Hope that helps. Atm it feels pretty unusable to me, with the whole corrupted scene issues and error handling.

Edit Added MRP and was also able to reproduce the git rebasing issue with it.

RpxdYTX commented 11 months ago

Still happening on 4.2.1.stable.arch_linux. what i found interesting (and what led me to this issue) is that the editor panics with a corrupt file but the preload doesn't (meaning that it's anoying to edit the scene, but should stiil work on release). Reloading the cache for a specific file could be a good fallback for when the engine finds a corrupt file, making so that the error only appears if the actual file is corrupted, not the cached one.

MayaKerr commented 9 months ago

If I'm not mistaken, this seems related to #83395. In that issue, one creates a class error by duplicating a file. Well, the error is perfectly expected. However, unlike Godot 3.x, the editor can't seem to resolve these errors without the user manually deleting .godot.

I'm having this issue with the duplicated classes-- would it resolve my class issues if I deleted the .godot in my project, or will this screw my project up more?

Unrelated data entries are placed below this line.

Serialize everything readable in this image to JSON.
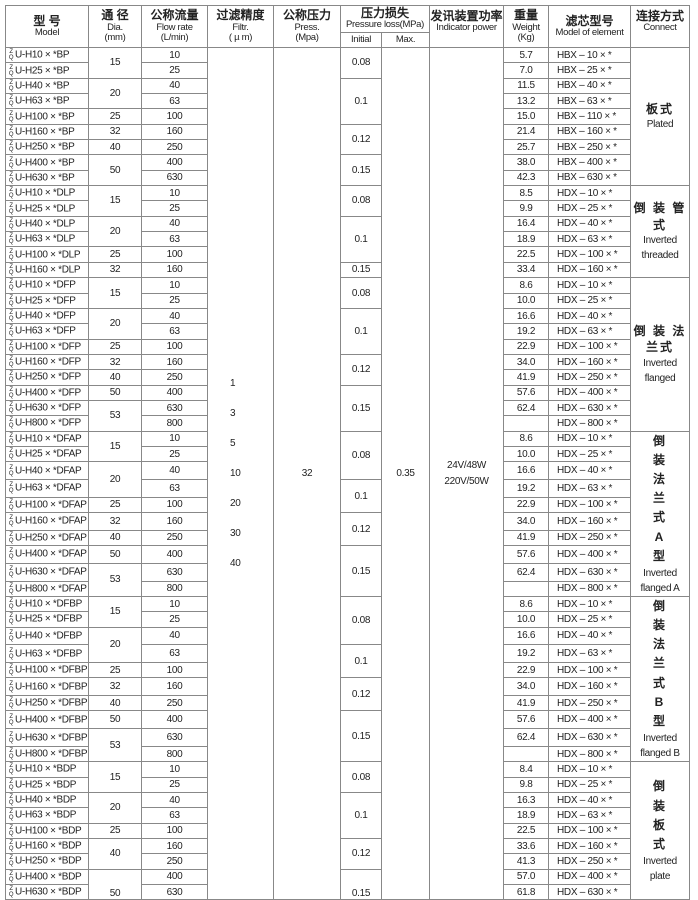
{
  "header": {
    "model": {
      "zh": "型 号",
      "en": "Model"
    },
    "dia": {
      "zh": "通 径",
      "en1": "Dia.",
      "en2": "(mm)"
    },
    "flow": {
      "zh": "公称流量",
      "en1": "Flow rate",
      "en2": "(L/min)"
    },
    "filtr": {
      "zh": "过滤精度",
      "en1": "Filtr.",
      "en2": "( µ m)"
    },
    "press": {
      "zh": "公称压力",
      "en1": "Press.",
      "en2": "(Mpa)"
    },
    "loss": {
      "zh": "压力损失",
      "en": "Pressure loss(MPa)",
      "initial": "Initial",
      "max": "Max."
    },
    "indicator": {
      "zh": "发讯装置功率",
      "en": "Indicator power"
    },
    "weight": {
      "zh": "重量",
      "en1": "Weight",
      "en2": "(Kg)"
    },
    "element": {
      "zh": "滤芯型号",
      "en": "Model of element"
    },
    "connect": {
      "zh": "连接方式",
      "en": "Connect"
    }
  },
  "model_prefix": [
    "Z",
    "Q"
  ],
  "shared": {
    "filtr": [
      "1",
      "3",
      "5",
      "10",
      "20",
      "30",
      "40"
    ],
    "press": "32",
    "max_loss": "0.35",
    "indicator": [
      "24V/48W",
      "220V/50W"
    ]
  },
  "groups": [
    {
      "connect": {
        "zh": "板式",
        "en": [
          "Plated"
        ]
      },
      "rows": [
        [
          "U-H10 × *BP",
          "10",
          "5.7",
          "HBX – 10 × *"
        ],
        [
          "U-H25 × *BP",
          "25",
          "7.0",
          "HBX – 25 × *"
        ],
        [
          "U-H40 × *BP",
          "40",
          "11.5",
          "HBX – 40 × *"
        ],
        [
          "U-H63 × *BP",
          "63",
          "13.2",
          "HBX – 63 × *"
        ],
        [
          "U-H100 × *BP",
          "100",
          "15.0",
          "HBX – 110 × *"
        ],
        [
          "U-H160 × *BP",
          "160",
          "21.4",
          "HBX – 160 × *"
        ],
        [
          "U-H250 × *BP",
          "250",
          "25.7",
          "HBX – 250 × *"
        ],
        [
          "U-H400 × *BP",
          "400",
          "38.0",
          "HBX – 400 × *"
        ],
        [
          "U-H630 × *BP",
          "630",
          "42.3",
          "HBX – 630 × *"
        ]
      ],
      "dia": [
        [
          "15",
          2
        ],
        [
          "20",
          2
        ],
        [
          "25",
          1
        ],
        [
          "32",
          1
        ],
        [
          "40",
          1
        ],
        [
          "50",
          2
        ]
      ],
      "initial": [
        [
          "0.08",
          2
        ],
        [
          "0.1",
          3
        ],
        [
          "0.12",
          2
        ],
        [
          "0.15",
          2
        ]
      ]
    },
    {
      "connect": {
        "zh": "倒 装 管 式",
        "en": [
          "Inverted",
          "threaded"
        ]
      },
      "rows": [
        [
          "U-H10 × *DLP",
          "10",
          "8.5",
          "HDX – 10 × *"
        ],
        [
          "U-H25 × *DLP",
          "25",
          "9.9",
          "HDX – 25 × *"
        ],
        [
          "U-H40 × *DLP",
          "40",
          "16.4",
          "HDX – 40 × *"
        ],
        [
          "U-H63 × *DLP",
          "63",
          "18.9",
          "HDX – 63 × *"
        ],
        [
          "U-H100 × *DLP",
          "100",
          "22.5",
          "HDX – 100 × *"
        ],
        [
          "U-H160 × *DLP",
          "160",
          "33.4",
          "HDX – 160 × *"
        ]
      ],
      "dia": [
        [
          "15",
          2
        ],
        [
          "20",
          2
        ],
        [
          "25",
          1
        ],
        [
          "32",
          1
        ]
      ],
      "initial": [
        [
          "0.08",
          2
        ],
        [
          "0.1",
          3
        ],
        [
          "0.15",
          1
        ]
      ]
    },
    {
      "connect": {
        "zh": "倒 装 法兰式",
        "en": [
          "Inverted",
          "flanged"
        ]
      },
      "rows": [
        [
          "U-H10 × *DFP",
          "10",
          "8.6",
          "HDX – 10 × *"
        ],
        [
          "U-H25 × *DFP",
          "25",
          "10.0",
          "HDX – 25 × *"
        ],
        [
          "U-H40 × *DFP",
          "40",
          "16.6",
          "HDX – 40 × *"
        ],
        [
          "U-H63 × *DFP",
          "63",
          "19.2",
          "HDX – 63 × *"
        ],
        [
          "U-H100 × *DFP",
          "100",
          "22.9",
          "HDX – 100 × *"
        ],
        [
          "U-H160 × *DFP",
          "160",
          "34.0",
          "HDX – 160 × *"
        ],
        [
          "U-H250 × *DFP",
          "250",
          "41.9",
          "HDX – 250 × *"
        ],
        [
          "U-H400 × *DFP",
          "400",
          "57.6",
          "HDX – 400 × *"
        ],
        [
          "U-H630 × *DFP",
          "630",
          "62.4",
          "HDX – 630 × *"
        ],
        [
          "U-H800 × *DFP",
          "800",
          "",
          "HDX – 800 × *"
        ]
      ],
      "dia": [
        [
          "15",
          2
        ],
        [
          "20",
          2
        ],
        [
          "25",
          1
        ],
        [
          "32",
          1
        ],
        [
          "40",
          1
        ],
        [
          "50",
          1
        ],
        [
          "53",
          2
        ]
      ],
      "initial": [
        [
          "0.08",
          2
        ],
        [
          "0.1",
          3
        ],
        [
          "0.12",
          2
        ],
        [
          "0.15",
          3
        ]
      ]
    },
    {
      "connect": {
        "zh": "倒装法兰式A型",
        "en": [
          "Inverted",
          "flanged A"
        ]
      },
      "vertical": true,
      "rows": [
        [
          "U-H10 × *DFAP",
          "10",
          "8.6",
          "HDX – 10 × *"
        ],
        [
          "U-H25 × *DFAP",
          "25",
          "10.0",
          "HDX – 25 × *"
        ],
        [
          "U-H40 × *DFAP",
          "40",
          "16.6",
          "HDX – 40 × *"
        ],
        [
          "U-H63 × *DFAP",
          "63",
          "19.2",
          "HDX – 63 × *"
        ],
        [
          "U-H100 × *DFAP",
          "100",
          "22.9",
          "HDX – 100 × *"
        ],
        [
          "U-H160 × *DFAP",
          "160",
          "34.0",
          "HDX – 160 × *"
        ],
        [
          "U-H250 × *DFAP",
          "250",
          "41.9",
          "HDX – 250 × *"
        ],
        [
          "U-H400 × *DFAP",
          "400",
          "57.6",
          "HDX – 400 × *"
        ],
        [
          "U-H630 × *DFAP",
          "630",
          "62.4",
          "HDX – 630 × *"
        ],
        [
          "U-H800 × *DFAP",
          "800",
          "",
          "HDX – 800 × *"
        ]
      ],
      "dia": [
        [
          "15",
          2
        ],
        [
          "20",
          2
        ],
        [
          "25",
          1
        ],
        [
          "32",
          1
        ],
        [
          "40",
          1
        ],
        [
          "50",
          1
        ],
        [
          "53",
          2
        ]
      ],
      "initial": [
        [
          "0.08",
          3
        ],
        [
          "0.1",
          2
        ],
        [
          "0.12",
          2
        ],
        [
          "0.15",
          3
        ]
      ]
    },
    {
      "connect": {
        "zh": "倒装法兰式B型",
        "en": [
          "Inverted",
          "flanged B"
        ]
      },
      "vertical": true,
      "rows": [
        [
          "U-H10 × *DFBP",
          "10",
          "8.6",
          "HDX – 10 × *"
        ],
        [
          "U-H25 × *DFBP",
          "25",
          "10.0",
          "HDX – 25 × *"
        ],
        [
          "U-H40 × *DFBP",
          "40",
          "16.6",
          "HDX – 40 × *"
        ],
        [
          "U-H63 × *DFBP",
          "63",
          "19.2",
          "HDX – 63 × *"
        ],
        [
          "U-H100 × *DFBP",
          "100",
          "22.9",
          "HDX – 100 × *"
        ],
        [
          "U-H160 × *DFBP",
          "160",
          "34.0",
          "HDX – 160 × *"
        ],
        [
          "U-H250 × *DFBP",
          "250",
          "41.9",
          "HDX – 250 × *"
        ],
        [
          "U-H400 × *DFBP",
          "400",
          "57.6",
          "HDX – 400 × *"
        ],
        [
          "U-H630 × *DFBP",
          "630",
          "62.4",
          "HDX – 630 × *"
        ],
        [
          "U-H800 × *DFBP",
          "800",
          "",
          "HDX – 800 × *"
        ]
      ],
      "dia": [
        [
          "15",
          2
        ],
        [
          "20",
          2
        ],
        [
          "25",
          1
        ],
        [
          "32",
          1
        ],
        [
          "40",
          1
        ],
        [
          "50",
          1
        ],
        [
          "53",
          2
        ]
      ],
      "initial": [
        [
          "0.08",
          3
        ],
        [
          "0.1",
          2
        ],
        [
          "0.12",
          2
        ],
        [
          "0.15",
          3
        ]
      ]
    },
    {
      "connect": {
        "zh": "倒装板式",
        "en": [
          "Inverted",
          "plate"
        ]
      },
      "vertical": true,
      "rows": [
        [
          "U-H10 × *BDP",
          "10",
          "8.4",
          "HDX – 10 × *"
        ],
        [
          "U-H25 × *BDP",
          "25",
          "9.8",
          "HDX – 25 × *"
        ],
        [
          "U-H40 × *BDP",
          "40",
          "16.3",
          "HDX – 40 × *"
        ],
        [
          "U-H63 × *BDP",
          "63",
          "18.9",
          "HDX – 63 × *"
        ],
        [
          "U-H100 × *BDP",
          "100",
          "22.5",
          "HDX – 100 × *"
        ],
        [
          "U-H160 × *BDP",
          "160",
          "33.6",
          "HDX – 160 × *"
        ],
        [
          "U-H250 × *BDP",
          "250",
          "41.3",
          "HDX – 250 × *"
        ],
        [
          "U-H400 × *BDP",
          "400",
          "57.0",
          "HDX – 400 × *"
        ],
        [
          "U-H630 × *BDP",
          "630",
          "61.8",
          "HDX – 630 × *"
        ]
      ],
      "dia": [
        [
          "15",
          2
        ],
        [
          "20",
          2
        ],
        [
          "25",
          1
        ],
        [
          "40",
          2
        ],
        [
          "50",
          2
        ]
      ],
      "initial": [
        [
          "0.08",
          2
        ],
        [
          "0.1",
          3
        ],
        [
          "0.12",
          2
        ],
        [
          "0.15",
          2
        ]
      ]
    }
  ]
}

MEELOJEELO commented 3 months ago

Im having the same issue here, has there been any kind of fix?

KoBeWi commented 3 months ago

It should be fixed in 4.3.

voidexp commented 3 months ago

@KoBeWi can you link the PR/commit by which this is fixed? I'd like to give it a couple of runs, because seem to experience this issue a lot in after-rebase scenarios.

KoBeWi commented 3 months ago

92303 fixes script issues.

85159 and the follow-up fixes issues with corrupted scenes that can't be opened.